The industry has been considerably buoyed in the last week by an extremely good opening week by Robert Connolly’s family film Paper Planes, distributed by Roadshow. Up to last night it had grossed $2.82m (A$3.48m) from 253 screens and had a screen average of $10,613 (A$13,107). It is second in the chart after Taken 3 and snapping at its heels is Into The Woods, although both of those films are in their second week.

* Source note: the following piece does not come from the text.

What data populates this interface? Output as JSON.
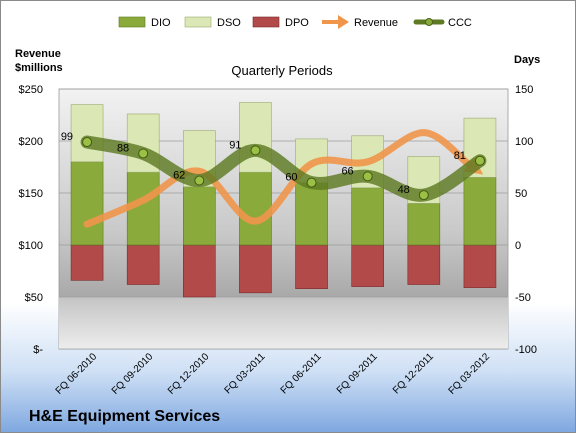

Australia makes few family and children’s films.
TOP TEN FILMS OF 2014
Title | Distributor | Box office (US$m, A$) |
---|---|---|
1. The Hunger Games: Mockingjay Part 1 | Roadshow | 26.44 (32,779,853) |
2. The Lego Movie | Roadshow | 24.06 (29,834,461) |
3. Transformers: Age Of Extinction | Paramount | 21.74 (26,958,295) |
4. Gone Girl | Fox | 21.67 (26,863,290) |
5. How To Train Your Dragon 2 | Fox | 21.60 (26,777,232) |
6. Guardians Of The Galaxy | Walt Disney | 21.57 (26,739,884) |
7. Frozen | Walt Disney | 20.71 (25,674,174) |
8. The Wolf Of Wall Street | Roadshow | 18.82 (23,331,454) |
9. 22 Jump Street | Sony Pictures | 18.38 (22,798,114) |
10. X-Men: Days Of Future Past | Fox | 18.25 (22,639,778) |
Note: The Hunger Games: Mockingjay Part 1 is still earning money in cinemas and the total gross for Frozen (with the addition of 2013 earnings) was US$28.41m (A$35,158,486) and for The Hobbit: The Desolation of Smaug was US$31.01m (A$38,440,170).